À tout événement, les commissaires invitent à nouveau Clearview à supprimer les photos des Canadiens qui auraient été fichés (sans permission) dans sa base de données. Permettez-moi de ne pas retenir mon souffle pendant qu’on attend que Clearview se conforme à cette invitation.

Transformation numérique et cartes d’identité: le projet en chantier au Québec

Le journal La Presse rapportait récemment les propos du ministre Éric Claire qui confirme que la province du Québec est à préparer un portefeuille numérique qui, dès ce printemps, pourrait permettre aux citoyens de prouver leur identité lorsque requis. Le système permettrait son chargement sur un téléphone cellulaire, par exemple.

L’idée, déjà en phase de déploiement ailleurs dans le monde, serait de mettre en œuvre un système permettant aux individus de prouver leur identité lorsqu’un fonctionnaire, les forces de l’ordre ou une entreprise quelconque leur demande de le faire.
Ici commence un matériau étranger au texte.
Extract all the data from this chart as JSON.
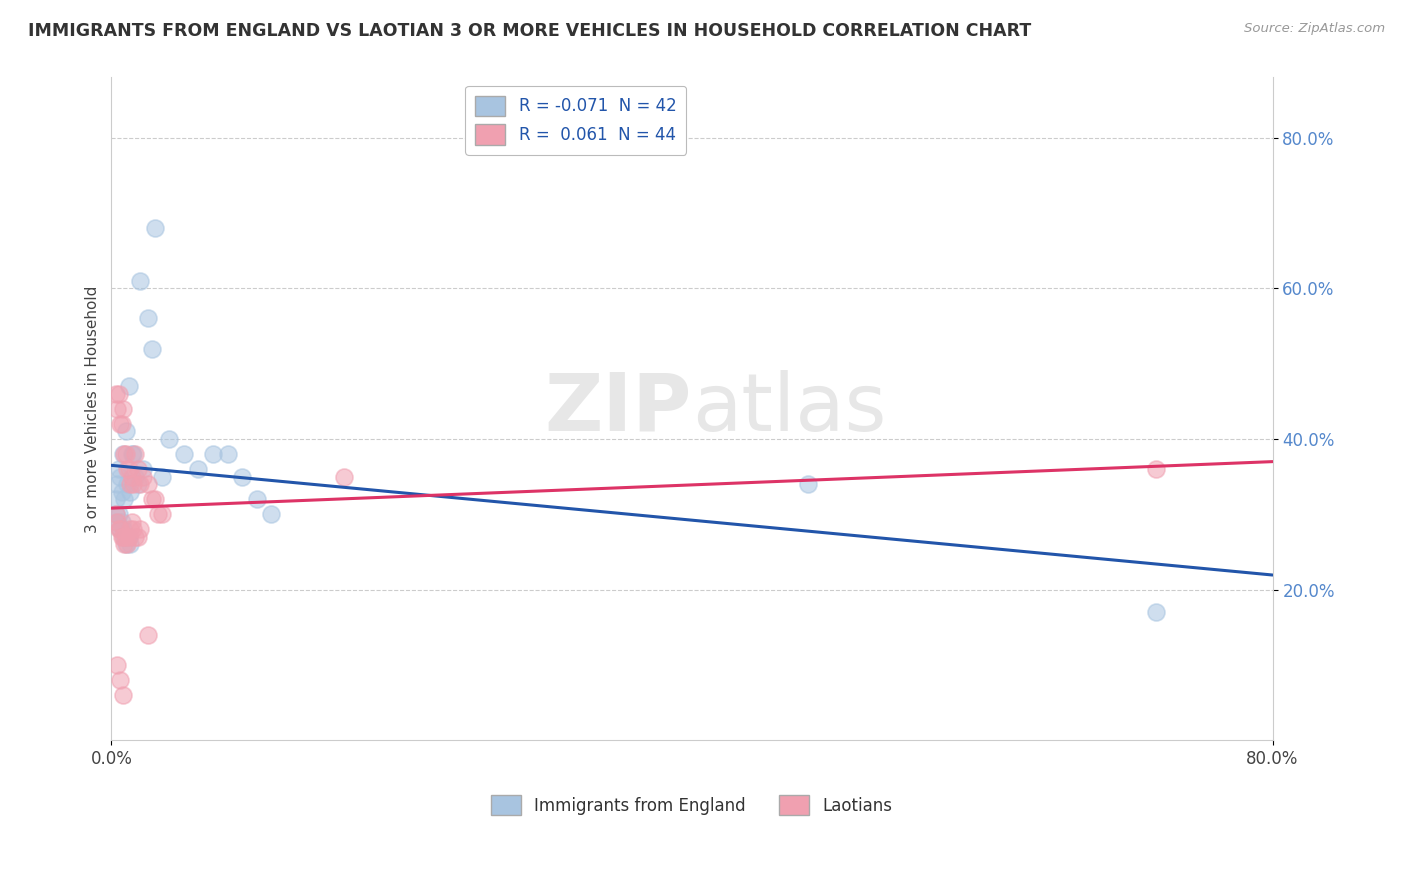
{
  "title": "IMMIGRANTS FROM ENGLAND VS LAOTIAN 3 OR MORE VEHICLES IN HOUSEHOLD CORRELATION CHART",
  "source": "Source: ZipAtlas.com",
  "ylabel": "3 or more Vehicles in Household",
  "ytick_labels": [
    "80.0%",
    "60.0%",
    "40.0%",
    "20.0%"
  ],
  "ytick_positions": [
    0.8,
    0.6,
    0.4,
    0.2
  ],
  "xtick_labels": [
    "0.0%",
    "80.0%"
  ],
  "xtick_positions": [
    0.0,
    0.8
  ],
  "xlim": [
    0.0,
    0.8
  ],
  "ylim": [
    0.0,
    0.88
  ],
  "legend_label1": "R = -0.071  N = 42",
  "legend_label2": "R =  0.061  N = 44",
  "legend_footer1": "Immigrants from England",
  "legend_footer2": "Laotians",
  "blue_color": "#A8C4E0",
  "pink_color": "#F0A0B0",
  "blue_line_color": "#2255AA",
  "pink_line_color": "#DD3366",
  "watermark_zip": "ZIP",
  "watermark_atlas": "atlas",
  "england_x": [
    0.03,
    0.02,
    0.025,
    0.028,
    0.012,
    0.015,
    0.01,
    0.008,
    0.005,
    0.004,
    0.006,
    0.007,
    0.009,
    0.011,
    0.013,
    0.016,
    0.018,
    0.014,
    0.022,
    0.035,
    0.04,
    0.05,
    0.06,
    0.07,
    0.08,
    0.09,
    0.1,
    0.11,
    0.003,
    0.003,
    0.004,
    0.005,
    0.006,
    0.007,
    0.008,
    0.009,
    0.01,
    0.011,
    0.012,
    0.013,
    0.48,
    0.72
  ],
  "england_y": [
    0.68,
    0.61,
    0.56,
    0.52,
    0.47,
    0.38,
    0.41,
    0.38,
    0.36,
    0.34,
    0.35,
    0.33,
    0.32,
    0.34,
    0.33,
    0.35,
    0.34,
    0.38,
    0.36,
    0.35,
    0.4,
    0.38,
    0.36,
    0.38,
    0.38,
    0.35,
    0.32,
    0.3,
    0.32,
    0.3,
    0.29,
    0.3,
    0.28,
    0.29,
    0.28,
    0.27,
    0.26,
    0.27,
    0.27,
    0.26,
    0.34,
    0.17
  ],
  "laotian_x": [
    0.003,
    0.004,
    0.005,
    0.006,
    0.007,
    0.008,
    0.009,
    0.01,
    0.011,
    0.012,
    0.013,
    0.014,
    0.015,
    0.016,
    0.018,
    0.02,
    0.022,
    0.025,
    0.028,
    0.03,
    0.032,
    0.003,
    0.004,
    0.005,
    0.006,
    0.007,
    0.008,
    0.009,
    0.01,
    0.011,
    0.012,
    0.013,
    0.014,
    0.015,
    0.016,
    0.018,
    0.02,
    0.035,
    0.16,
    0.004,
    0.006,
    0.008,
    0.025,
    0.72
  ],
  "laotian_y": [
    0.46,
    0.44,
    0.46,
    0.42,
    0.42,
    0.44,
    0.38,
    0.38,
    0.36,
    0.36,
    0.34,
    0.35,
    0.34,
    0.38,
    0.36,
    0.34,
    0.35,
    0.34,
    0.32,
    0.32,
    0.3,
    0.3,
    0.29,
    0.28,
    0.28,
    0.27,
    0.27,
    0.26,
    0.27,
    0.26,
    0.27,
    0.28,
    0.29,
    0.28,
    0.27,
    0.27,
    0.28,
    0.3,
    0.35,
    0.1,
    0.08,
    0.06,
    0.14,
    0.36
  ]
}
Le système viserait donc à remplacer les cartes physiques (comme le permis de conduire) que l’archaïque gouvernement du Québec nous force encore à trimbaler dans notre porte-monnaie.

Le système envisagé aurait aussi l’avantage de permettre de ne fournir aux commerçants, par exemple, que les renseignements qui s’avèrent réellement utiles à une transaction, par opposition au permis de conduire actuel, qui révèle des choses au marchand qu’on pourrait vouloir ne pas lui fournir. 
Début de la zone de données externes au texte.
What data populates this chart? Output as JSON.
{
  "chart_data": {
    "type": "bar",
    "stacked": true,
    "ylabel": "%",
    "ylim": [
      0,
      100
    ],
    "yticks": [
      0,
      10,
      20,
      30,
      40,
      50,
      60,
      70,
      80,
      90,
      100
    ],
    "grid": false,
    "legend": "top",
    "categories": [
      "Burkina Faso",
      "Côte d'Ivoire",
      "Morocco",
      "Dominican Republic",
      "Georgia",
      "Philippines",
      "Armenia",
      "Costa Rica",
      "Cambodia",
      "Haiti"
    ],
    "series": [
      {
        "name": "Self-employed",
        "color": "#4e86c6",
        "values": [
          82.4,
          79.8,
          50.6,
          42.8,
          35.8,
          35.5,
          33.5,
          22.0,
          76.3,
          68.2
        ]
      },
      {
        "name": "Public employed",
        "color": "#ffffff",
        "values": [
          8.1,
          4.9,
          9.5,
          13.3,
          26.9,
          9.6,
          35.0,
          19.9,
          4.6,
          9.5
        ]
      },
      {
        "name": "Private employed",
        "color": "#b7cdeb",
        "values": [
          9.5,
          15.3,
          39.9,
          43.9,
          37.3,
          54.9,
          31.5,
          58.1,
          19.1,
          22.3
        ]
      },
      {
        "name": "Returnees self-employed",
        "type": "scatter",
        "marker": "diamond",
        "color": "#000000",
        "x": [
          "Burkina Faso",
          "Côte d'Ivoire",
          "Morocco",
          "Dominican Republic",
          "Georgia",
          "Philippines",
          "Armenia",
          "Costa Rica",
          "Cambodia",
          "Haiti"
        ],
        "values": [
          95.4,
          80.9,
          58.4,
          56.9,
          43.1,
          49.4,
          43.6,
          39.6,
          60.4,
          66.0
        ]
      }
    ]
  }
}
Il semble que le Québec espère pouvoir combiner la preuve d’identité au transactionnel, ce qui s’avère peut-être en fournir plus au client qu’il n’en demande, franchement. Selon moi, commençons par permettre d’authentifier les personnes de façon numérique, le reste suivra bien!

À voir maintenant combien de temps et pour quel coût notre gouvernement parviendra (ou pas) à déployer cette merveille annoncée.